Я холодно прервал его, заявив, что я приехал в такую даль лечить, а не болтать.
– Лечите, Бога ради, лечите, доктор, у меня много для вас работы, только помогите. Вы не знаете, мой дом – больница безнадежно больных. Это не дом – ад… то есть для меня, по крайней мере… сам по себе дом прекрасный. Пожалуйте вот сюда, доктор, я вам покажу кое-что.
Мы пошли между высокими деревьями аллеи.
– Я всю жизнь вожусь с докторами и хорошо их изучил, это по большей части… мошенники.
Старик остановился, пристально взглянул на меня и рассмеялся каким-то глуповатым смехом. Я придал своему лицу холодный и обиженный вид.
– Бога ради, не сердитесь на меня, доктор. Мой порок – откровенность, и иногда я хватаю через край, хотя, в сущности, ругая врачей, я только отдаю им должное.
Я холодно и строго слушал все это.
– Не знаю, князь, кажется, медик совершенно лишнее лицо в вашем доме.
– Бога ради, не сердитесь, доктор. Мой дом – печальный приют больных, и я пригласил вас… но медицина все-таки не наука, это черт знает что… Вы хотите, конечно, сказать: зачем я вас приглашаю, если имею такое мнение о вашей профессии? Вы меня легко поймете, если вникнете в мое положение. О, оно отчаянное, потому что жизнь моего сына и моей дочери на волоске, и где искать спасения – не знаю. Вы скажете, что помимо докторов есть еще Врач Бессмертный в небе. Очень может быть. Дайте мне Его адрес – я пойду.
Он посмотрел на меня и рассмеялся смехом юродивого.

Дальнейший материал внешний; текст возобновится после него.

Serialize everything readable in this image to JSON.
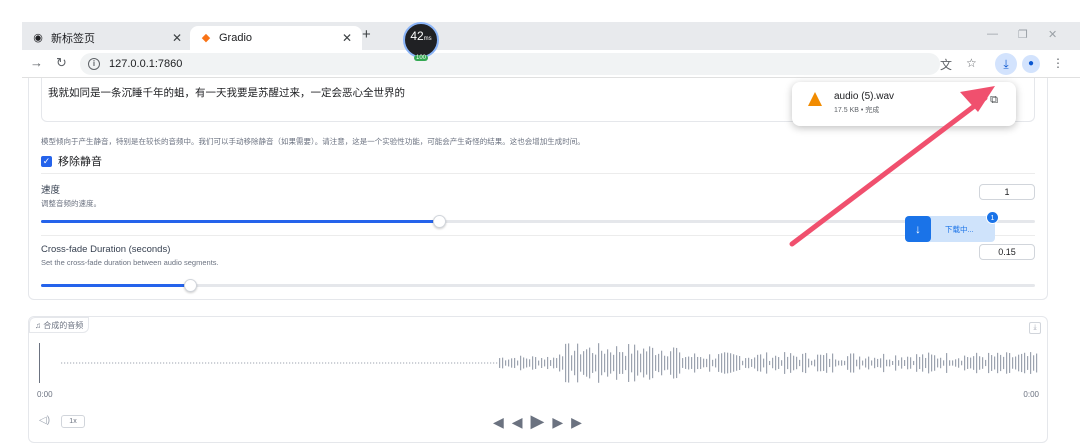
{
  "browser": {
    "tabs": [
      {
        "title": "新标签页",
        "icon": "chrome-icon"
      },
      {
        "title": "Gradio",
        "icon": "gradio-icon"
      }
    ],
    "url": "127.0.0.1:7860",
    "ping": {
      "ms": "42",
      "unit": "ms",
      "pct": "100"
    }
  },
  "form": {
    "text_value": "我就如同是一条沉睡千年的蛆，有一天我要是苏醒过来，一定会恶心全世界的",
    "silence_hint": "模型倾向于产生静音，特别是在较长的音频中。我们可以手动移除静音（如果需要）。请注意，这是一个实验性功能，可能会产生奇怪的结果。这也会增加生成时间。",
    "remove_silence_label": "移除静音",
    "remove_silence_checked": true,
    "speed_label": "速度",
    "speed_hint": "调整音频的速度。",
    "speed_value": "1",
    "speed_fill": 0.4,
    "crossfade_label": "Cross-fade Duration (seconds)",
    "crossfade_hint": "Set the cross-fade duration between audio segments.",
    "crossfade_value": "0.15",
    "crossfade_fill": 0.15
  },
  "audio": {
    "label": "合成的音频",
    "time_start": "0:00",
    "time_end": "0:00",
    "rate": "1x"
  },
  "download_popup": {
    "filename": "audio (5).wav",
    "meta": "17.5 KB • 完成"
  },
  "download_float": {
    "text": "下载中...",
    "count": "1"
  },
  "colors": {
    "accent": "#2563eb",
    "arrow": "#f0506e"
  }
}
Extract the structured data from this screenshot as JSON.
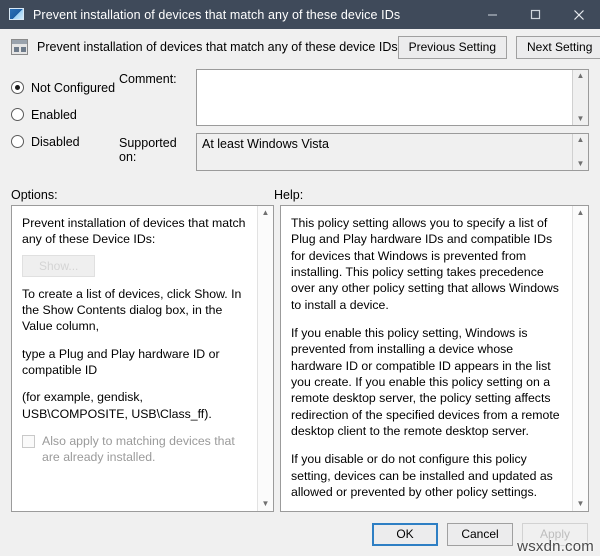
{
  "window": {
    "title": "Prevent installation of devices that match any of these device IDs",
    "icon": "policy-window-icon",
    "controls": {
      "minimize": "minimize-icon",
      "maximize": "maximize-icon",
      "close": "close-icon"
    }
  },
  "header": {
    "icon": "policy-setting-icon",
    "title": "Prevent installation of devices that match any of these device IDs",
    "previous_label": "Previous Setting",
    "next_label": "Next Setting"
  },
  "state": {
    "options": [
      {
        "label": "Not Configured",
        "selected": true
      },
      {
        "label": "Enabled",
        "selected": false
      },
      {
        "label": "Disabled",
        "selected": false
      }
    ]
  },
  "comment": {
    "label": "Comment:",
    "value": "",
    "placeholder": ""
  },
  "supported_on": {
    "label": "Supported on:",
    "value": "At least Windows Vista"
  },
  "options_panel": {
    "label": "Options:",
    "heading": "Prevent installation of devices that match any of these Device IDs:",
    "show_button": "Show...",
    "paragraph_1": "To create a list of devices, click Show. In the Show Contents dialog box, in the Value column,",
    "paragraph_2": "type a Plug and Play hardware ID or compatible ID",
    "paragraph_3": "(for example, gendisk, USB\\COMPOSITE, USB\\Class_ff).",
    "checkbox_label": "Also apply to matching devices that are already installed.",
    "checkbox_checked": false
  },
  "help_panel": {
    "label": "Help:",
    "paragraphs": [
      "This policy setting allows you to specify a list of Plug and Play hardware IDs and compatible IDs for devices that Windows is prevented from installing. This policy setting takes precedence over any other policy setting that allows Windows to install a device.",
      "If you enable this policy setting, Windows is prevented from installing a device whose hardware ID or compatible ID appears in the list you create. If you enable this policy setting on a remote desktop server, the policy setting affects redirection of the specified devices from a remote desktop client to the remote desktop server.",
      "If you disable or do not configure this policy setting, devices can be installed and updated as allowed or prevented by other policy settings."
    ]
  },
  "footer": {
    "ok_label": "OK",
    "cancel_label": "Cancel",
    "apply_label": "Apply"
  },
  "watermark": "wsxdn.com",
  "colors": {
    "titlebar": "#3f4a5a",
    "dialog_bg": "#f0f0f0",
    "focus_border": "#2e7fc4",
    "disabled_text": "#bdbdbd"
  }
}
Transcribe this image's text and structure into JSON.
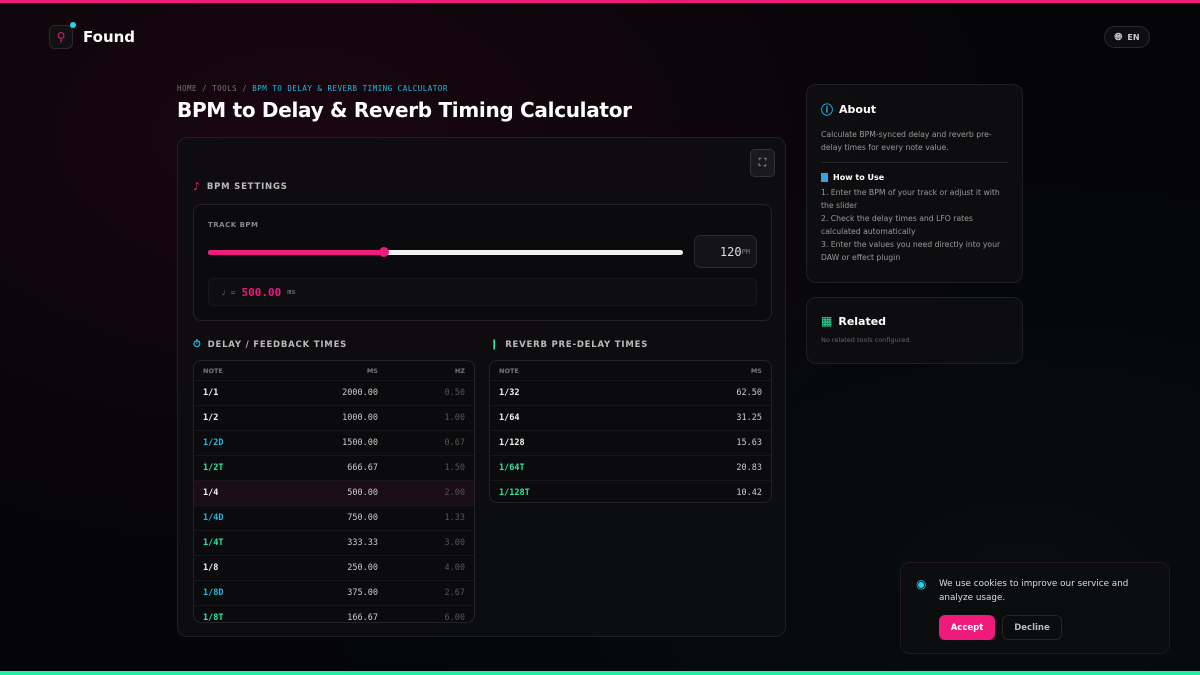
{
  "colors": {
    "accent": "#ee1a7c",
    "cyan": "#22b8e0",
    "green": "#2ee6a0"
  },
  "header": {
    "logo": "Found",
    "lang": "EN"
  },
  "breadcrumb": {
    "home": "HOME",
    "tools": "TOOLS",
    "current": "BPM TO DELAY & REVERB TIMING CALCULATOR",
    "sep": "/"
  },
  "title": "BPM to Delay & Reverb Timing Calculator",
  "bpm": {
    "section": "BPM SETTINGS",
    "label": "TRACK BPM",
    "value": "120",
    "unit": "BPM",
    "slider_fraction": 0.37,
    "quarter_symbol": "♩ =",
    "quarter_ms": "500.00",
    "ms_unit": "ms"
  },
  "delay": {
    "section": "DELAY / FEEDBACK TIMES",
    "headers": [
      "NOTE",
      "MS",
      "HZ"
    ],
    "rows": [
      {
        "note": "1/1",
        "ms": "2000.00",
        "hz": "0.50",
        "type": "normal"
      },
      {
        "note": "1/2",
        "ms": "1000.00",
        "hz": "1.00",
        "type": "normal"
      },
      {
        "note": "1/2D",
        "ms": "1500.00",
        "hz": "0.67",
        "type": "dotted"
      },
      {
        "note": "1/2T",
        "ms": "666.67",
        "hz": "1.50",
        "type": "triplet"
      },
      {
        "note": "1/4",
        "ms": "500.00",
        "hz": "2.00",
        "type": "normal",
        "highlight": true
      },
      {
        "note": "1/4D",
        "ms": "750.00",
        "hz": "1.33",
        "type": "dotted"
      },
      {
        "note": "1/4T",
        "ms": "333.33",
        "hz": "3.00",
        "type": "triplet"
      },
      {
        "note": "1/8",
        "ms": "250.00",
        "hz": "4.00",
        "type": "normal"
      },
      {
        "note": "1/8D",
        "ms": "375.00",
        "hz": "2.67",
        "type": "dotted"
      },
      {
        "note": "1/8T",
        "ms": "166.67",
        "hz": "6.00",
        "type": "triplet"
      }
    ]
  },
  "reverb": {
    "section": "REVERB PRE-DELAY TIMES",
    "headers": [
      "NOTE",
      "MS"
    ],
    "rows": [
      {
        "note": "1/32",
        "ms": "62.50",
        "type": "normal"
      },
      {
        "note": "1/64",
        "ms": "31.25",
        "type": "normal"
      },
      {
        "note": "1/128",
        "ms": "15.63",
        "type": "normal"
      },
      {
        "note": "1/64T",
        "ms": "20.83",
        "type": "triplet"
      },
      {
        "note": "1/128T",
        "ms": "10.42",
        "type": "triplet"
      }
    ]
  },
  "about": {
    "title": "About",
    "desc": "Calculate BPM-synced delay and reverb pre-delay times for every note value.",
    "howto_title": "How to Use",
    "steps": [
      "1. Enter the BPM of your track or adjust it with the slider",
      "2. Check the delay times and LFO rates calculated automatically",
      "3. Enter the values you need directly into your DAW or effect plugin"
    ]
  },
  "related": {
    "title": "Related",
    "empty": "No related tools configured."
  },
  "cookie": {
    "text": "We use cookies to improve our service and analyze usage.",
    "accept": "Accept",
    "decline": "Decline"
  }
}
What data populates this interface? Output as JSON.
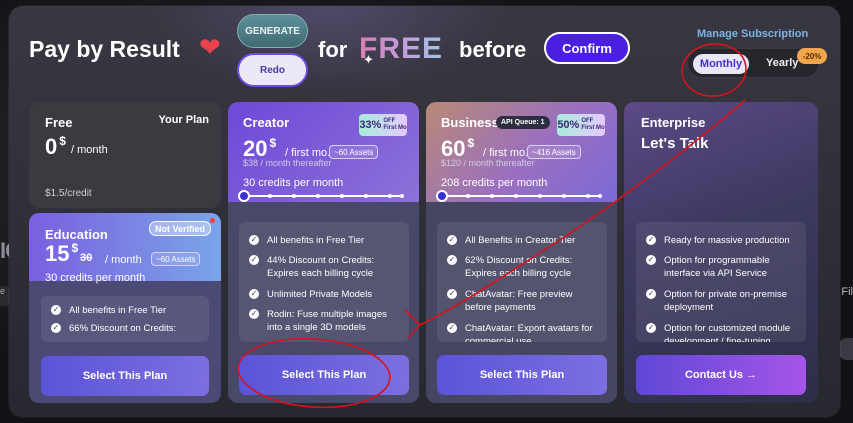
{
  "background": {
    "left_text": "IC",
    "left_pill": "e",
    "right_text": "Fil"
  },
  "header": {
    "title": "Pay by Result",
    "generate_label": "GENERATE",
    "redo_label": "Redo",
    "for_text": "for",
    "free_text": "FREE",
    "before_text": "before",
    "confirm_label": "Confirm",
    "manage_link": "Manage Subscription",
    "billing_toggle": {
      "monthly": "Monthly",
      "yearly": "Yearly",
      "yearly_badge": "-20%",
      "selected": "Monthly"
    }
  },
  "plans": {
    "free": {
      "name": "Free",
      "price": "0",
      "currency": "$",
      "period": "/ month",
      "note": "$1.5/credit",
      "your_plan": "Your Plan"
    },
    "education": {
      "name": "Education",
      "price": "15",
      "currency": "$",
      "old_price": "30",
      "period": "/ month",
      "assets_badge": "~60 Assets",
      "credits": "30 credits per month",
      "status_badge": "Not Verified",
      "features": [
        "All benefits in Free Tier",
        "66% Discount on Credits:"
      ],
      "button": "Select This Plan"
    },
    "creator": {
      "name": "Creator",
      "price": "20",
      "currency": "$",
      "period": "/ first mo.",
      "thereafter": "$38 / month thereafter",
      "assets_badge": "~60 Assets",
      "off_pct": "33%",
      "off_label_1": "OFF",
      "off_label_2": "First Mo",
      "credits": "30 credits per month",
      "slider_position": 0,
      "slider_steps": 8,
      "features": [
        "All benefits in Free Tier",
        "44% Discount on Credits: Expires each billing cycle",
        "Unlimited Private Models",
        "Rodin: Fuse multiple images into a single 3D models"
      ],
      "button": "Select This Plan"
    },
    "business": {
      "name": "Business",
      "api_badge": "API Queue: 1",
      "price": "60",
      "currency": "$",
      "period": "/ first mo.",
      "thereafter": "$120 / month thereafter",
      "assets_badge": "~416 Assets",
      "off_pct": "50%",
      "off_label_1": "OFF",
      "off_label_2": "First Mo",
      "credits": "208 credits per month",
      "slider_position": 0,
      "slider_steps": 8,
      "features": [
        "All Benefits in Creator Tier",
        "62% Discount on Credits: Expires each billing cycle",
        "ChatAvatar: Free preview before payments",
        "ChatAvatar: Export avatars for commercial use"
      ],
      "button": "Select This Plan"
    },
    "enterprise": {
      "name": "Enterprise",
      "headline": "Let's Talk",
      "features": [
        "Ready for massive production",
        "Option for programmable interface via API Service",
        "Option for private on-premise deployment",
        "Option for customized module development / fine-tuning"
      ],
      "button": "Contact Us →"
    }
  },
  "colors": {
    "accent": "#4a1fe0",
    "heart": "#e8424f",
    "link": "#7db4e6",
    "annotation": "#d4141c"
  }
}
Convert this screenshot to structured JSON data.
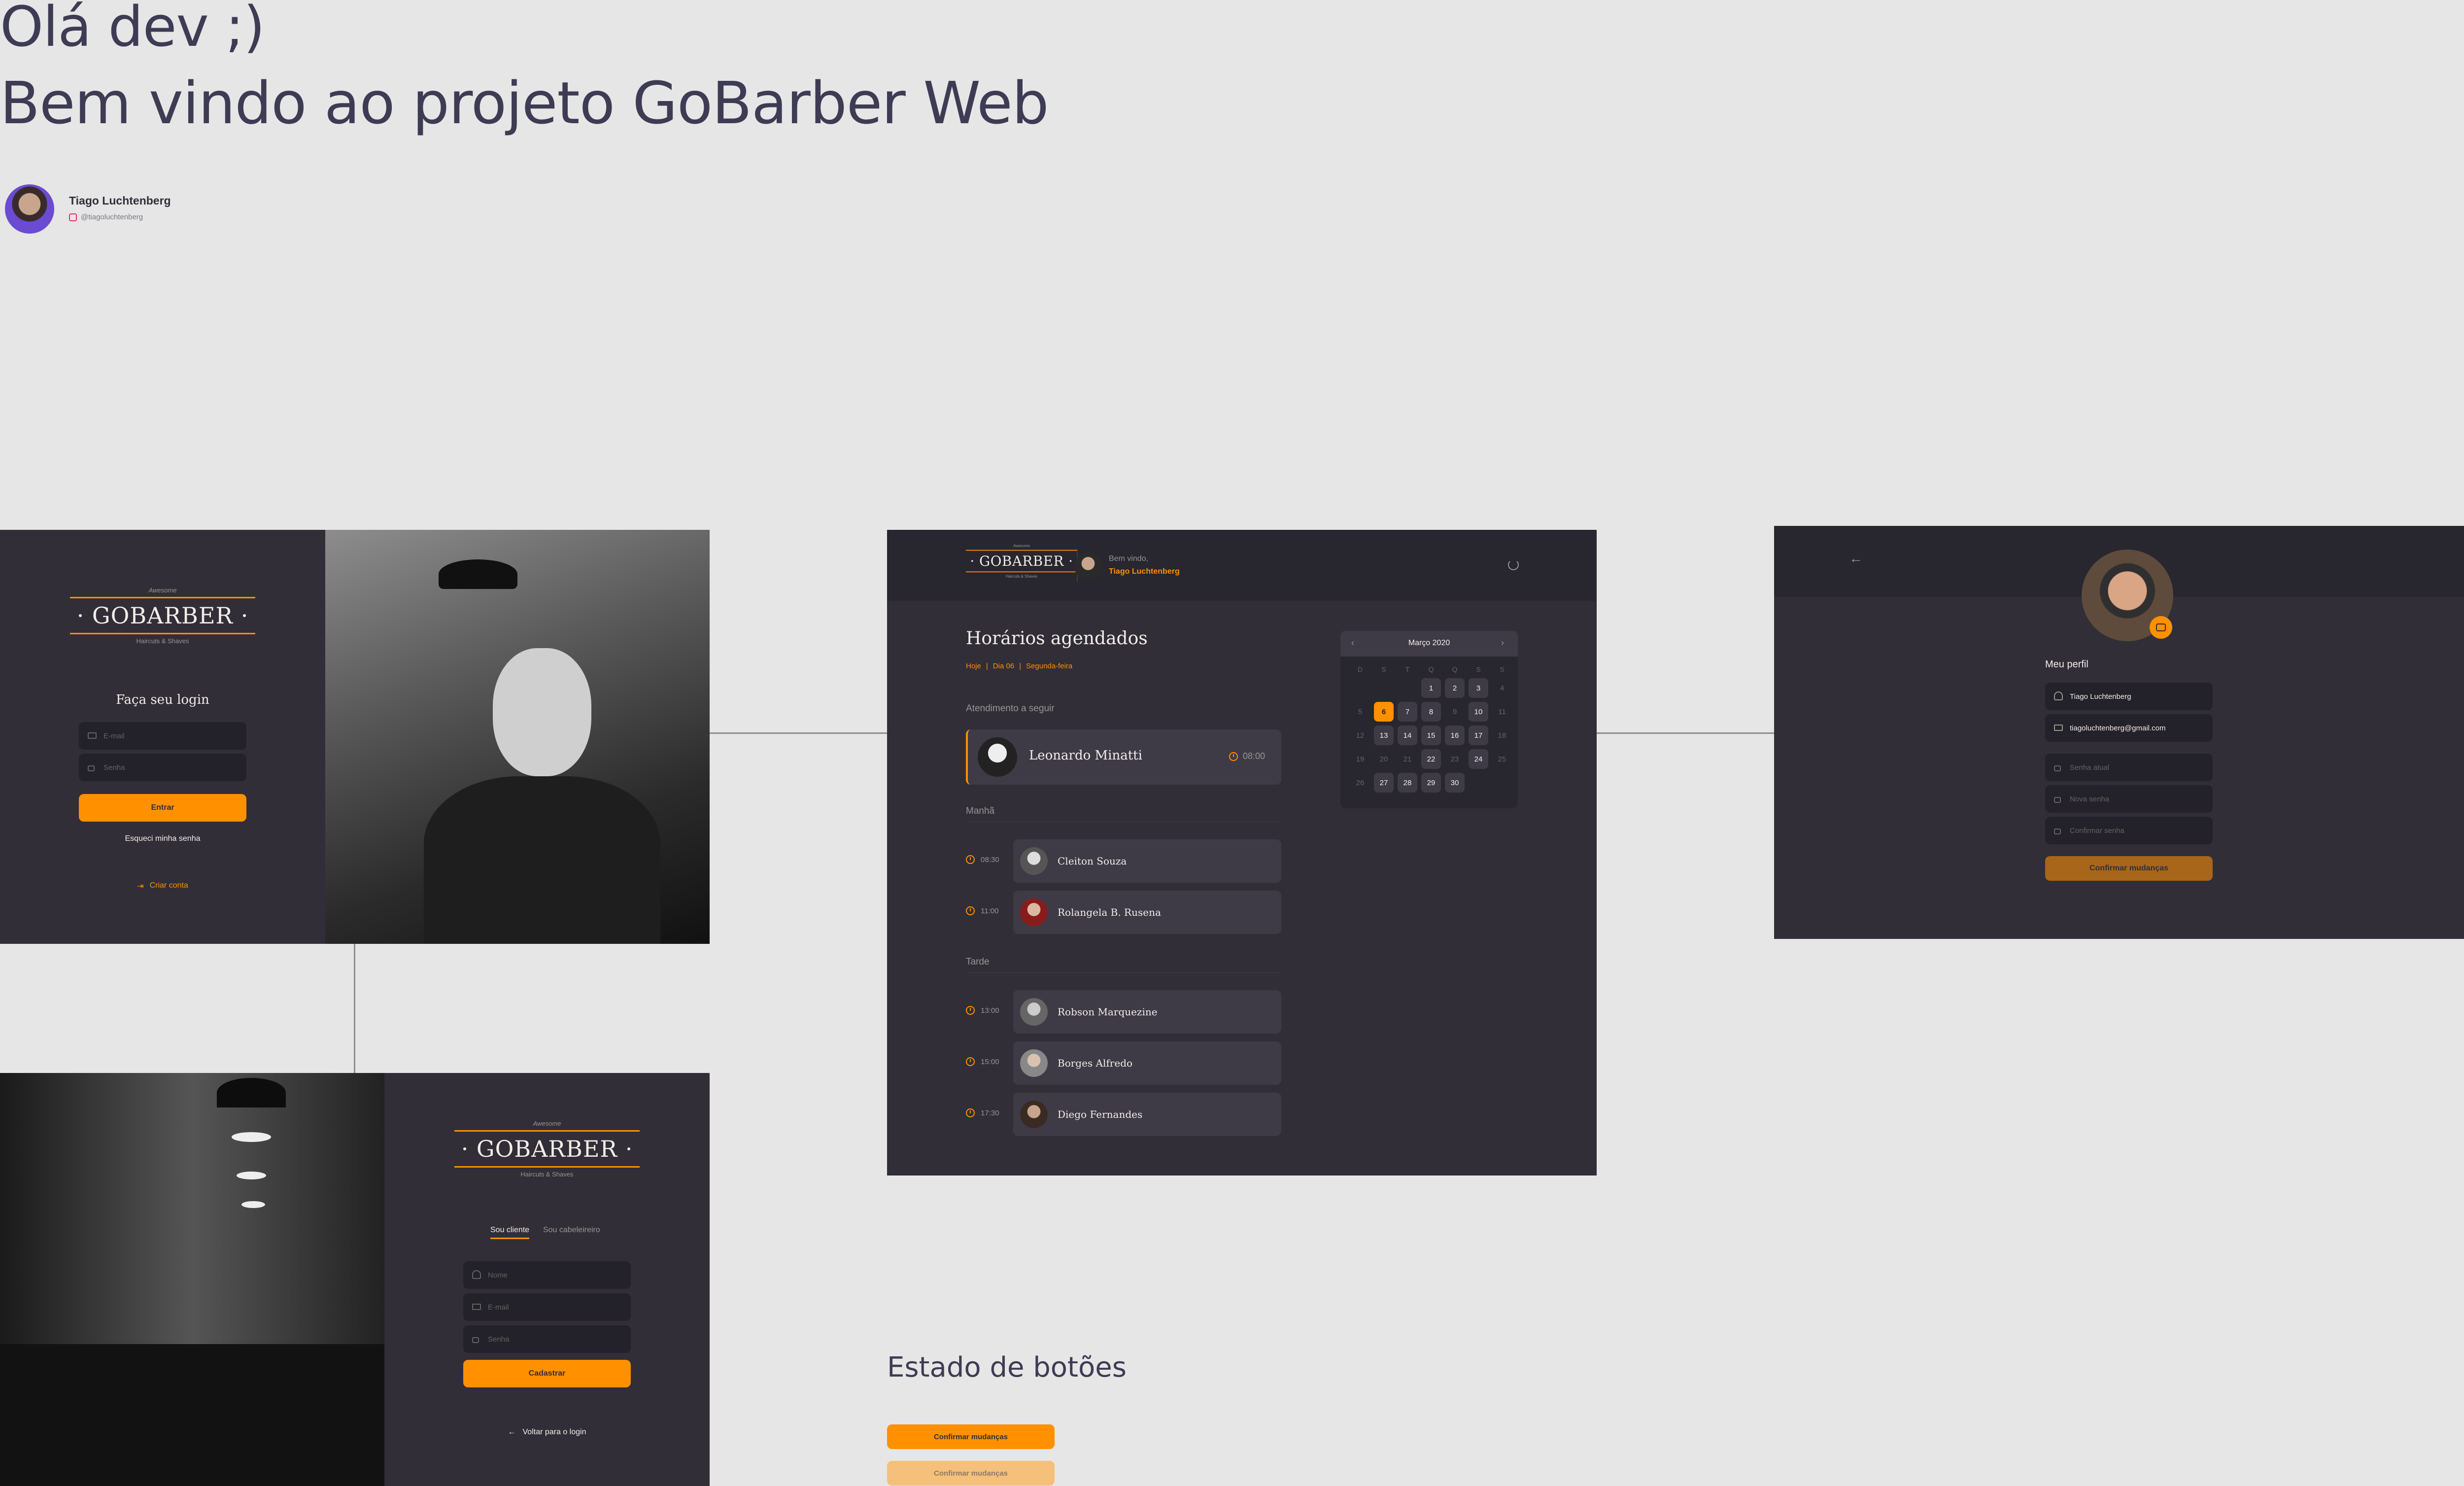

– Нет, я Его не знаю, не видел… Может быть, Он и там, но в какую дверь стучаться, этого мне никто не объяснил. Вы понимаете – надеяться приходится на то, во что не веришь. Я двадцать лет приглашаю докторов и двадцать лет их ругаю, и сознаюсь, не люблю я их; доктор и ворон – одно и то же… Один входит в дверь, то есть врач, другой садится на крышу – ворон: оба каркают. За ними тянется поп, гробовщик выступает последним. Так всегда у меня было… Посмотрите сюда, посмотрите.
Он остановился, и, к удивлению моему, я увидел, что очутился посреди могил, над которыми возвышались высокие мраморные памятники. Я с удивлением посмотрел на старика, решительно не понимая, зачем он меня сюда привел.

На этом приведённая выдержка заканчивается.